ABSTRACT

Svalbard has become a site of prolific scientific interest and draws increasing numbers of scientists and students to its high Arctic research stations every year. They join the proliferation of tourists visiting the archipelago. Meanwhile, Norway aims for Svalbard to be one of the best-managed wilderness areas in the world and works to achieve this through a series of regulations and visitor guidelines.

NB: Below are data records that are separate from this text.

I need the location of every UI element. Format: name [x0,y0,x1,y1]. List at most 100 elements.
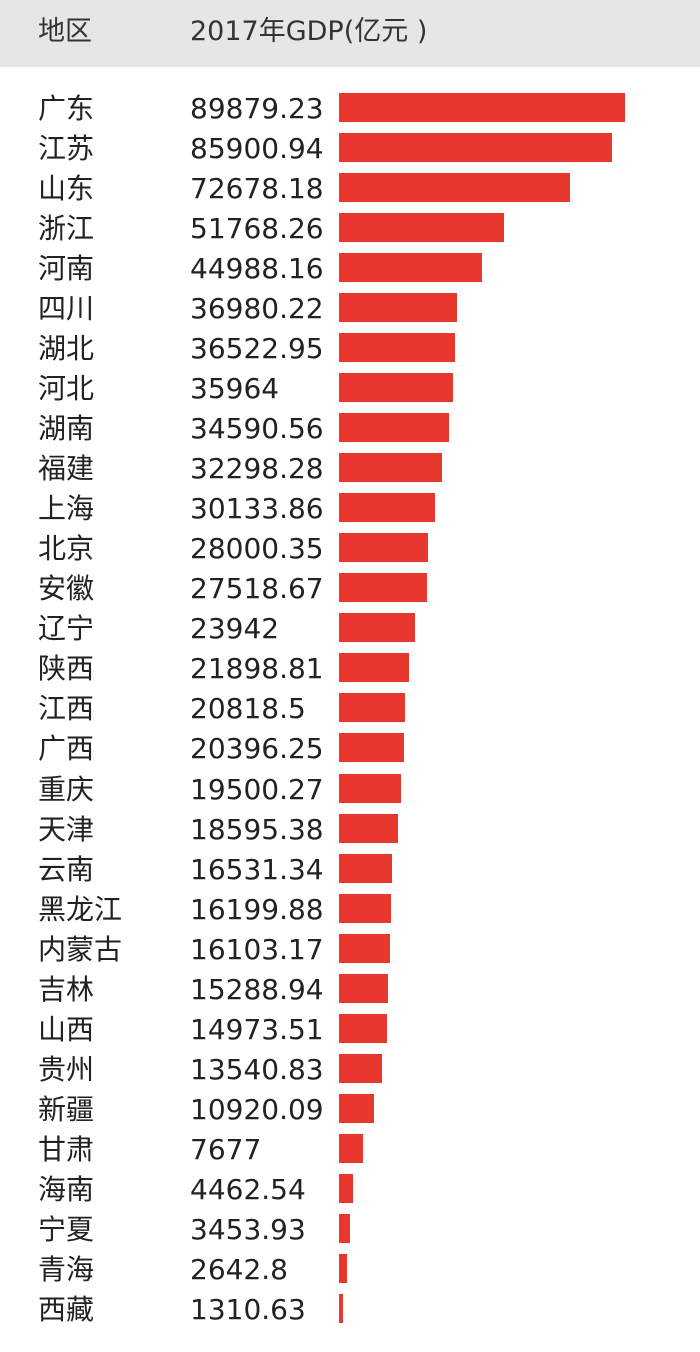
gdp-value-label: 21898.81 [190,652,324,686]
region-label: 北京 [38,532,95,566]
gdp-bar [339,293,457,323]
gdp-value-label: 34590.56 [190,412,324,446]
gdp-bar [339,373,454,403]
chart-row: 山西 14973.51 [0,1010,700,1050]
gdp-bar [339,733,404,763]
region-label: 山东 [38,172,95,206]
gdp-value-label: 3453.93 [190,1212,306,1246]
gdp-column-header: 2017年GDP(亿元 ) [190,16,428,47]
gdp-value-label: 36522.95 [190,332,324,366]
region-label: 天津 [38,812,95,846]
chart-row: 内蒙古 16103.17 [0,930,700,970]
gdp-value-label: 20818.5 [190,692,306,726]
chart-row: 西藏 1310.63 [0,1290,700,1330]
gdp-value-label: 14973.51 [190,1012,324,1046]
region-label: 山西 [38,1012,95,1046]
gdp-bar [339,453,442,483]
gdp-bar [339,253,483,283]
region-label: 湖北 [38,332,95,366]
gdp-bar [339,133,613,163]
chart-row: 湖南 34590.56 [0,409,700,449]
chart-row: 陕西 21898.81 [0,649,700,689]
region-label: 陕西 [38,652,95,686]
region-label: 浙江 [38,212,95,246]
gdp-value-label: 89879.23 [190,92,324,125]
gdp-bar [339,1293,344,1323]
gdp-bar [339,173,571,203]
gdp-value-label: 27518.67 [190,572,324,606]
gdp-value-label: 44988.16 [190,252,324,286]
gdp-bar [339,893,391,923]
gdp-bar [339,853,392,883]
region-label: 广西 [38,732,95,766]
gdp-bar [339,1133,364,1163]
chart-row: 山东 72678.18 [0,169,700,209]
gdp-bar [339,973,388,1003]
chart-row: 辽宁 23942 [0,609,700,649]
gdp-value-label: 2642.8 [190,1252,288,1286]
gdp-bar [339,773,402,803]
region-label: 辽宁 [38,612,95,646]
gdp-bar [339,413,450,443]
gdp-bar [339,1253,348,1283]
gdp-value-label: 7677 [190,1132,262,1166]
gdp-value-label: 13540.83 [190,1052,324,1086]
region-label: 广东 [38,92,95,125]
gdp-value-label: 85900.94 [190,132,324,166]
chart-row: 云南 16531.34 [0,850,700,890]
gdp-bar [339,493,435,523]
chart-row: 海南 4462.54 [0,1170,700,1210]
chart-row: 上海 30133.86 [0,489,700,529]
gdp-value-label: 19500.27 [190,772,324,806]
region-label: 上海 [38,492,95,526]
region-label: 西藏 [38,1292,95,1326]
gdp-value-label: 30133.86 [190,492,324,526]
gdp-bar [339,653,409,683]
gdp-bar [339,1093,374,1123]
region-label: 青海 [38,1252,95,1286]
gdp-bar [339,1173,354,1203]
chart-row: 广东 89879.23 [0,89,700,129]
gdp-bar [339,1053,383,1083]
gdp-value-label: 32298.28 [190,452,324,486]
chart-row: 安徽 27518.67 [0,569,700,609]
chart-row: 广西 20396.25 [0,729,700,769]
region-label: 福建 [38,452,95,486]
gdp-bar [339,613,416,643]
gdp-bar [339,1013,387,1043]
gdp-value-label: 15288.94 [190,972,324,1006]
chart-row: 宁夏 3453.93 [0,1210,700,1250]
gdp-value-label: 1310.63 [190,1292,306,1326]
table-header: 地区 2017年GDP(亿元 ) [0,0,700,67]
gdp-bar [339,213,504,243]
gdp-value-label: 36980.22 [190,292,324,326]
chart-row: 吉林 15288.94 [0,970,700,1010]
region-label: 内蒙古 [38,932,123,966]
chart-row: 甘肃 7677 [0,1130,700,1170]
gdp-value-label: 16531.34 [190,852,324,886]
chart-row: 河南 44988.16 [0,249,700,289]
region-label: 河南 [38,252,95,286]
region-label: 甘肃 [38,1132,95,1166]
gdp-value-label: 28000.35 [190,532,324,566]
gdp-value-label: 4462.54 [190,1172,306,1206]
gdp-value-label: 23942 [190,612,280,646]
gdp-bar [339,573,427,603]
gdp-bar [339,333,456,363]
gdp-bar [339,933,391,963]
region-label: 新疆 [38,1092,95,1126]
region-label: 安徽 [38,572,95,606]
region-label: 河北 [38,372,95,406]
gdp-value-label: 72678.18 [190,172,324,206]
region-label: 黑龙江 [38,892,123,926]
region-label: 湖南 [38,412,95,446]
gdp-value-label: 51768.26 [190,212,324,246]
gdp-bar [339,93,625,122]
gdp-value-label: 20396.25 [190,732,324,766]
region-label: 海南 [38,1172,95,1206]
chart-row: 浙江 51768.26 [0,209,700,249]
gdp-bar [339,1213,350,1243]
region-column-header: 地区 [38,16,92,47]
gdp-value-label: 16199.88 [190,892,324,926]
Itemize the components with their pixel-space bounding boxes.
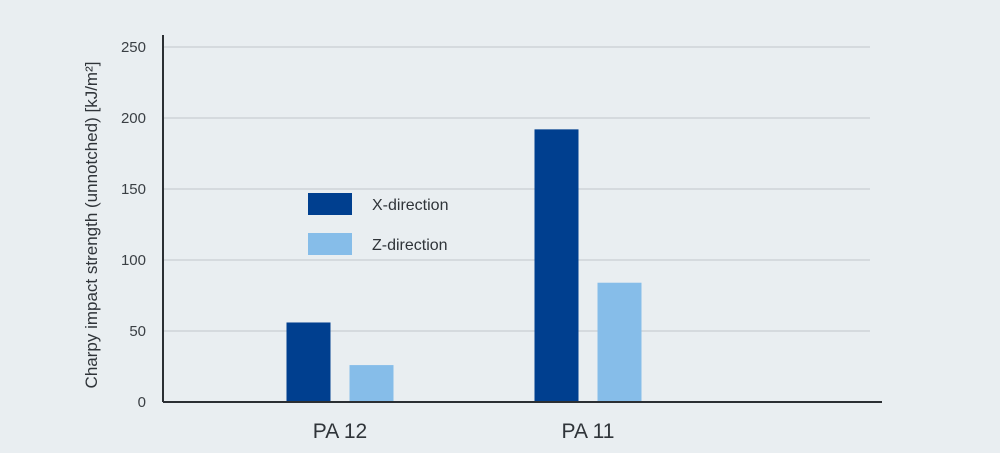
y-tick-label: 50 [129,323,146,340]
x-category-label: PA 11 [562,420,615,443]
y-tick-label: 200 [121,110,146,127]
bars [286,129,642,403]
legend-swatch [308,233,352,255]
legend-label: X-direction [372,197,448,214]
bar-pa12-x-direction [286,322,331,402]
legend-label: Z-direction [372,237,448,254]
x-axis-categories: PA 12 PA 11 [313,420,615,443]
legend-swatch [308,193,352,215]
legend: X-direction Z-direction [308,193,448,255]
bar-pa12-z-direction [349,365,394,402]
y-tick-label: 100 [121,252,146,269]
bar-pa11-z-direction [597,282,642,402]
x-category-label: PA 12 [313,420,368,443]
y-axis-ticks: 0 50 100 150 200 250 [121,39,146,411]
y-axis-label: Charpy impact strength (unnotched) [kJ/m… [82,62,101,389]
y-tick-label: 150 [121,181,146,198]
y-tick-label: 250 [121,39,146,56]
gridlines [163,46,870,332]
y-tick-label: 0 [138,394,146,411]
bar-pa11-x-direction [534,129,579,403]
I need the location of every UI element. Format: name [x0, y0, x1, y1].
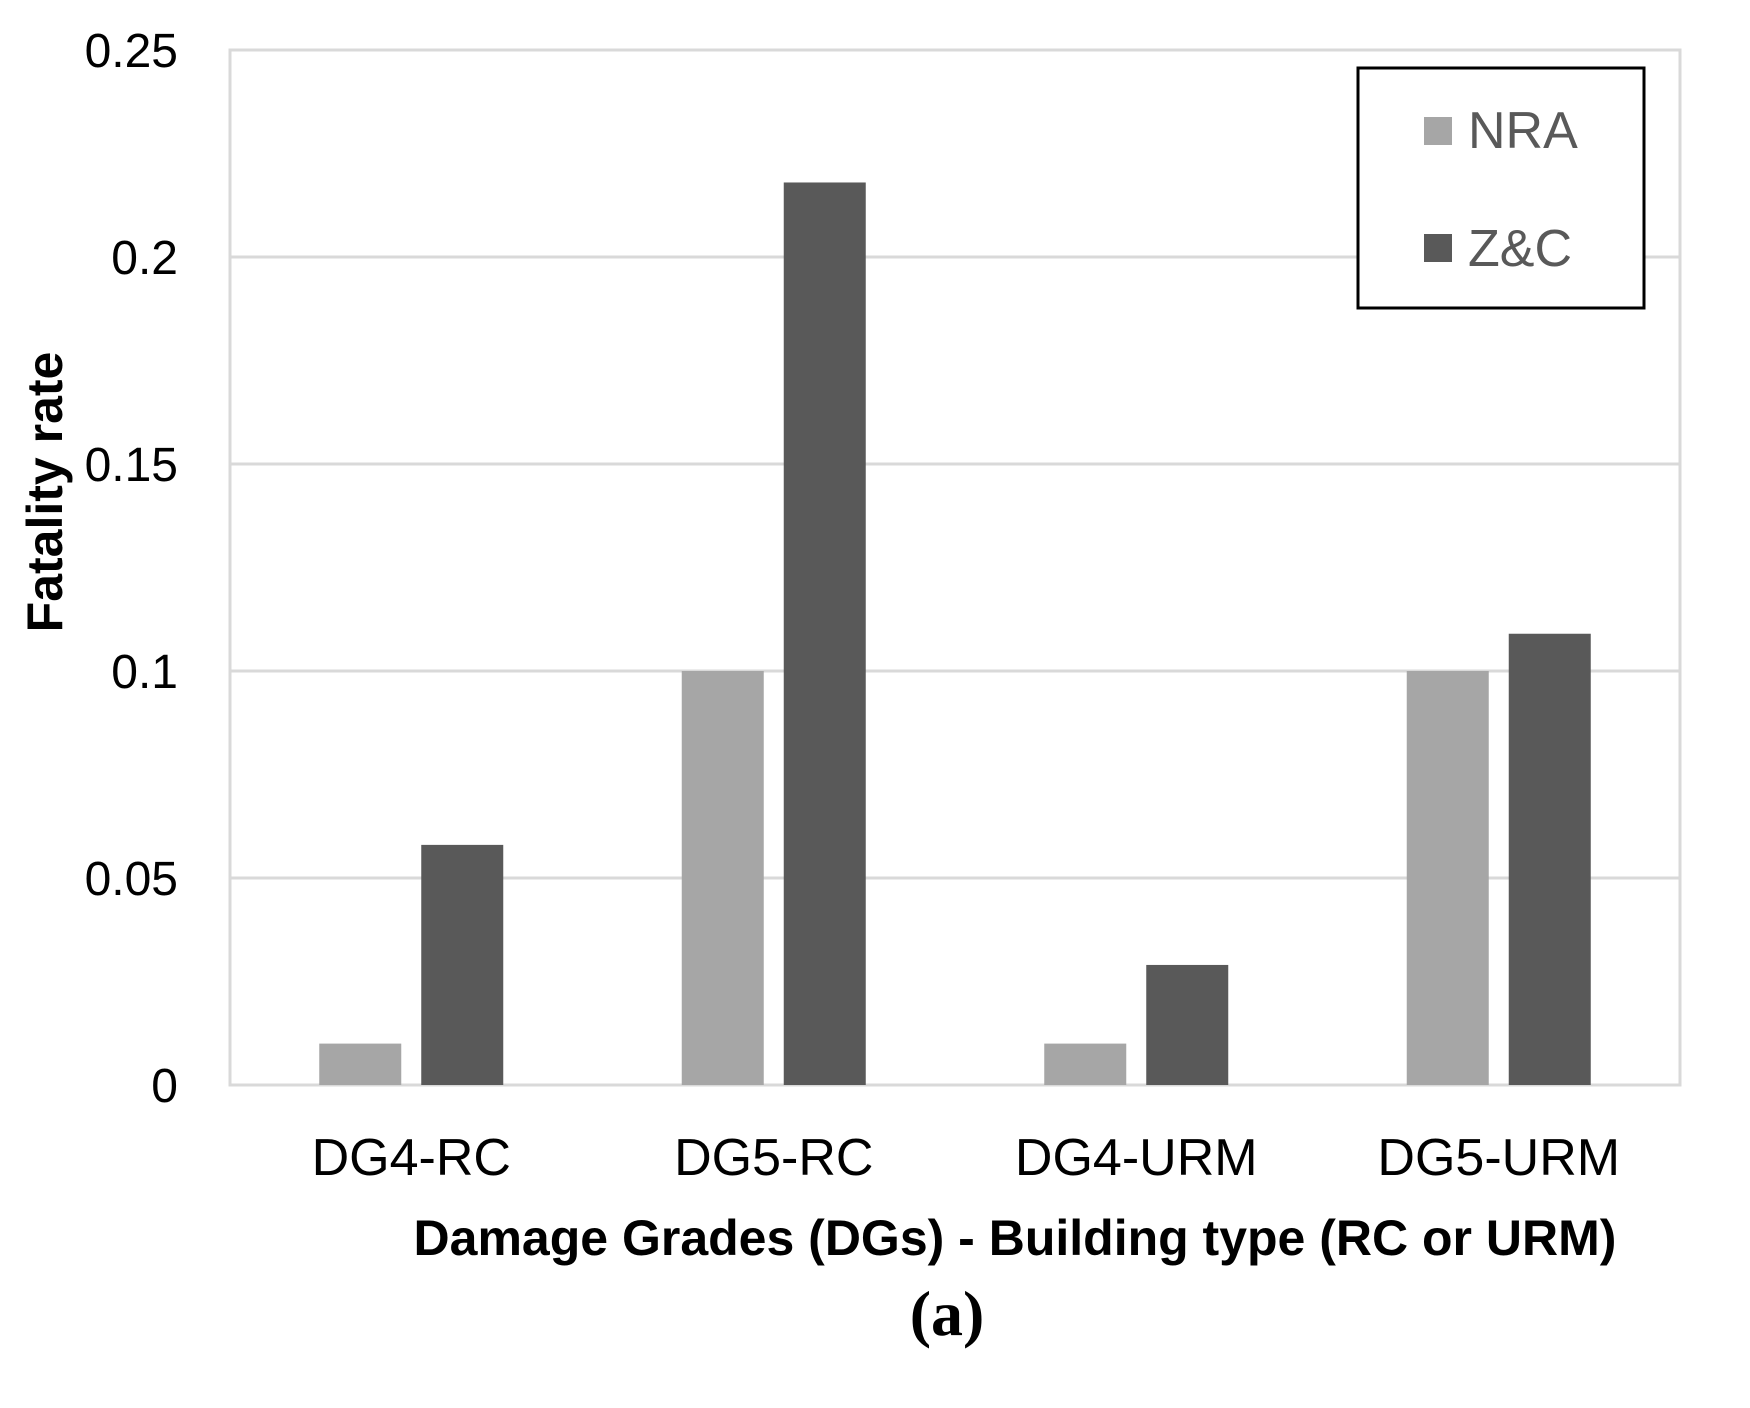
y-tick-label: 0.05 — [85, 853, 178, 906]
y-axis-title: Fatality rate — [17, 352, 73, 633]
bar-nra-dg5-urm — [1406, 671, 1489, 1085]
x-axis-title: Damage Grades (DGs) - Building type (RC … — [414, 1210, 1617, 1266]
bar-nra-dg5-rc — [681, 671, 764, 1085]
y-tick-label: 0.25 — [85, 25, 178, 78]
bars — [319, 182, 1591, 1086]
y-tick-label: 0.1 — [111, 646, 178, 699]
bar-zc-dg4-rc — [421, 844, 504, 1085]
x-tick-label: DG4-RC — [312, 1129, 511, 1187]
bar-zc-dg5-urm — [1508, 633, 1591, 1085]
x-tick-labels: DG4-RC DG5-RC DG4-URM DG5-URM — [312, 1129, 1621, 1187]
y-tick-labels: 0 0.05 0.1 0.15 0.2 0.25 — [85, 25, 178, 1113]
legend-swatch-zc — [1424, 234, 1452, 262]
x-tick-label: DG5-URM — [1377, 1129, 1620, 1187]
plot-area-border — [228, 48, 1682, 1087]
bar-nra-dg4-urm — [1044, 1043, 1127, 1085]
y-tick-label: 0.15 — [85, 439, 178, 492]
legend: NRA Z&C — [1356, 66, 1646, 310]
y-tick-label: 0.2 — [111, 232, 178, 285]
figure-caption: (a) — [910, 1278, 985, 1349]
legend-swatch-nra — [1424, 117, 1452, 145]
legend-box — [1356, 66, 1646, 310]
x-tick-label: DG4-URM — [1015, 1129, 1258, 1187]
legend-label-nra: NRA — [1468, 102, 1578, 160]
bar-zc-dg5-rc — [783, 182, 866, 1086]
x-tick-label: DG5-RC — [674, 1129, 873, 1187]
bar-zc-dg4-urm — [1146, 964, 1229, 1085]
legend-label-zc: Z&C — [1468, 220, 1572, 278]
y-tick-label: 0 — [151, 1060, 178, 1113]
bar-nra-dg4-rc — [319, 1043, 402, 1085]
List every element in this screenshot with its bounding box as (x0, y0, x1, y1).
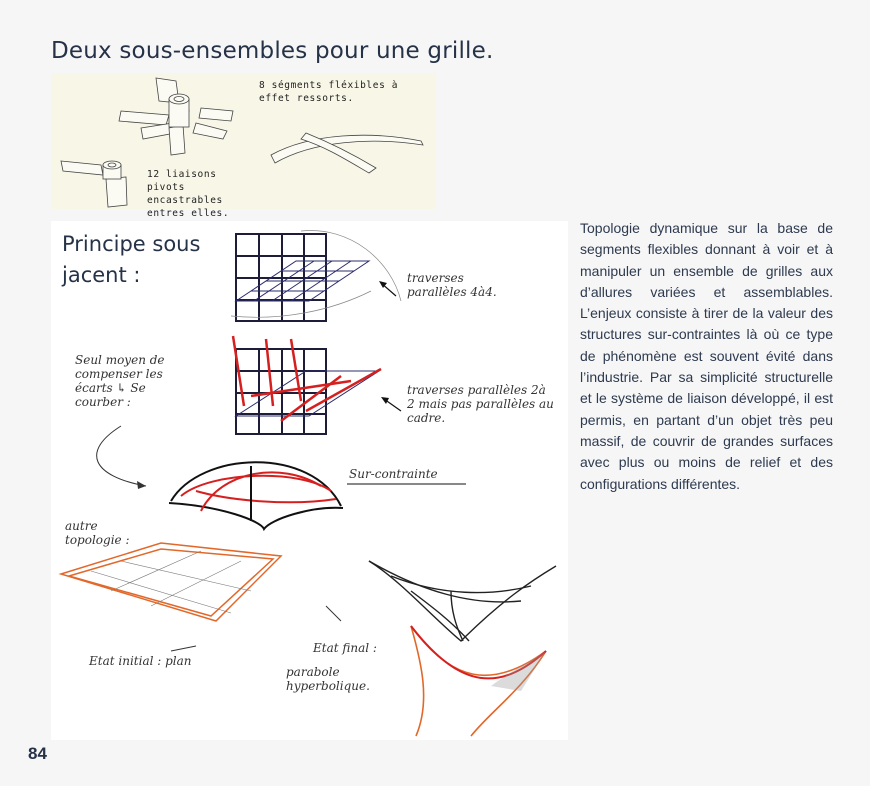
principle-sketches (58, 230, 557, 737)
annotation-etat-initial: Etat initial : plan (89, 654, 192, 668)
annotation-seul-moyen: Seul moyen de compenser les écarts ↳ Se … (75, 353, 165, 409)
page-title: Deux sous-ensembles pour une grille. (51, 38, 494, 64)
annotation-etat-final: Etat final : (313, 641, 377, 655)
components-drawing (60, 77, 424, 208)
page-number: 84 (28, 744, 47, 763)
components-panel: 8 ségments fléxibles à effet ressorts. 1… (51, 73, 436, 219)
annotation-traverses-2: traverses parallèles 2à 2 mais pas paral… (407, 383, 554, 425)
annotation-autre-topologie: autre topologie : (65, 519, 130, 547)
annotation-traverses-1: traverses parallèles 4à4. (407, 271, 497, 299)
principle-heading: Principe sous jacent : (62, 232, 201, 287)
description-text: Topologie dynamique sur la base de segme… (580, 220, 833, 492)
pivots-note: 12 liaisons pivots encastrables entres e… (147, 169, 230, 219)
annotation-sur-contrainte: Sur-contrainte (349, 467, 438, 481)
sketch-panel: Principe sous jacent : traverses parallè… (51, 221, 568, 740)
segments-note: 8 ségments fléxibles à effet ressorts. (259, 80, 399, 104)
annotation-parabole: parabole hyperbolique. (286, 665, 370, 693)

I argue that wilderness management in Svalbard can be understood as part of a wider framework of value circulations and constructions. Throughout this chapter, I demonstrate that tracing value processes – concentrating on what value does, the “work” it performs, how it is practised and what relations are caught up in productions and circulations of value – can be an illuminating analytical tactic capable of tracing links between “everyday” micro-value practices and wider geopolitical and international environmental concerns. Svalbard can be seen then as a place that acts as a hub in an expanding network of value through the practice of knowledge production. Svalbard as a central point where many actors meet also exerts its own force on those people producing knowledge of it and with it. I examine the case of the East Svalbard Management Plan as an example of tensions between different ways of enacting value and values. Here, knowledge about Svalbard is used to support opposing strategies of wilderness management, and how knowledge is enrolled in ecological management becomes a key point of tension.